Trump a notamment critiqué le gouvernement sud-africain pour sa politique foncière — notamment la question très controversée des expropriations — mais aussi pour sa position internationale, en particulier sa plainte contre Israël devant la Cour internationale de Justice, dans le contexte de la guerre à Gaza. Pretoria accuse en effet l’État hébreu de génocide, une initiative vivement dénoncée par les alliés d’Israël, au premier rang desquels figure Washington.

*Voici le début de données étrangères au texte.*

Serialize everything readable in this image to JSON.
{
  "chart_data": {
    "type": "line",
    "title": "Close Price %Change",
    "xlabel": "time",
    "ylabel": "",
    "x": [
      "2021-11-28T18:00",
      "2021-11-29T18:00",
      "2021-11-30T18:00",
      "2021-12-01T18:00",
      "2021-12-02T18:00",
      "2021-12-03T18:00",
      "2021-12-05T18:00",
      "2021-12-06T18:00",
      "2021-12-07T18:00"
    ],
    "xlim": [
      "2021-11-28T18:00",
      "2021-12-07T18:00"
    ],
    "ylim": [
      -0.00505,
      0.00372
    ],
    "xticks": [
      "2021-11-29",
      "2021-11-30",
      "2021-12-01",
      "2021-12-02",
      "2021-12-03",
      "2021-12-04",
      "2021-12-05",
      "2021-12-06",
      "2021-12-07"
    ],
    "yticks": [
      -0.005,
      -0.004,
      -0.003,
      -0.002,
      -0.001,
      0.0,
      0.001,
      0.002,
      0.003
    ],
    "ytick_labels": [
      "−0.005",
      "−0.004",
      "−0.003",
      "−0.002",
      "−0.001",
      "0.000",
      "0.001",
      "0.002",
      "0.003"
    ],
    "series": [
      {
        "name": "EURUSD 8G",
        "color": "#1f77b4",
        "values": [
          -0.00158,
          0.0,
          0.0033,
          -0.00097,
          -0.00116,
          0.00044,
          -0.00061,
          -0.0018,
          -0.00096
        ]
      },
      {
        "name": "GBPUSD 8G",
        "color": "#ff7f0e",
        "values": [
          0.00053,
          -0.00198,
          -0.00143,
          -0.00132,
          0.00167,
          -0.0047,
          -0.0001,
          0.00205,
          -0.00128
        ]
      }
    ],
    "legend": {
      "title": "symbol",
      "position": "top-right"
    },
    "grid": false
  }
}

Déjà en février, Trump avait signé un décret visant à réduire l’aide américaine à l’Afrique du Sud, renforçant la fracture entre les deux pays. En mai, il avait publiquement confronté le président sud-africain Cyril Ramaphosa lors d’une rencontre à la Maison-Blanche, évoquant des accusations infondées de génocide envers les populations blanches et de saisies arbitraires de terres agricoles — des thèmes sensibles et controversés dans le débat politique sud-africain.
La tension diplomatique ne se limite pas à la présidence américaine. Plus tôt cette année, le secrétaire d’État Marco Rubio avait lui aussi boycotté une réunion ministérielle du G20 organisée à Pretoria. L’Afrique du Sud, qui assure la présidence tournante du G20 depuis décembre 2024, est désormais confrontée à une participation incertaine des États-Unis à son événement le plus symbolique sur la scène internationale.
L’éventuel boycott de Trump marquerait une rupture majeure avec la tradition diplomatique américaine de participation régulière aux sommets du G20, considérés comme un forum clé pour la gouvernance économique mondiale. Cette posture reflète la volonté du président Trump de durcir sa ligne face aux pays qu’il juge critiques de sa politique étrangère ou opposés aux intérêts américains.
Alors que la guerre à Gaza continue de polariser la scène internationale, et que les rivalités géopolitiques s’intensifient, l’absence potentielle des États-Unis au sommet de Johannesburg pourrait peser lourd sur l’unité du G20 et raviver les tensions Nord-Sud. La Maison-Blanche n’a pour l’instant fourni aucune précision sur la composition de la délégation américaine en cas de retrait présidentiel.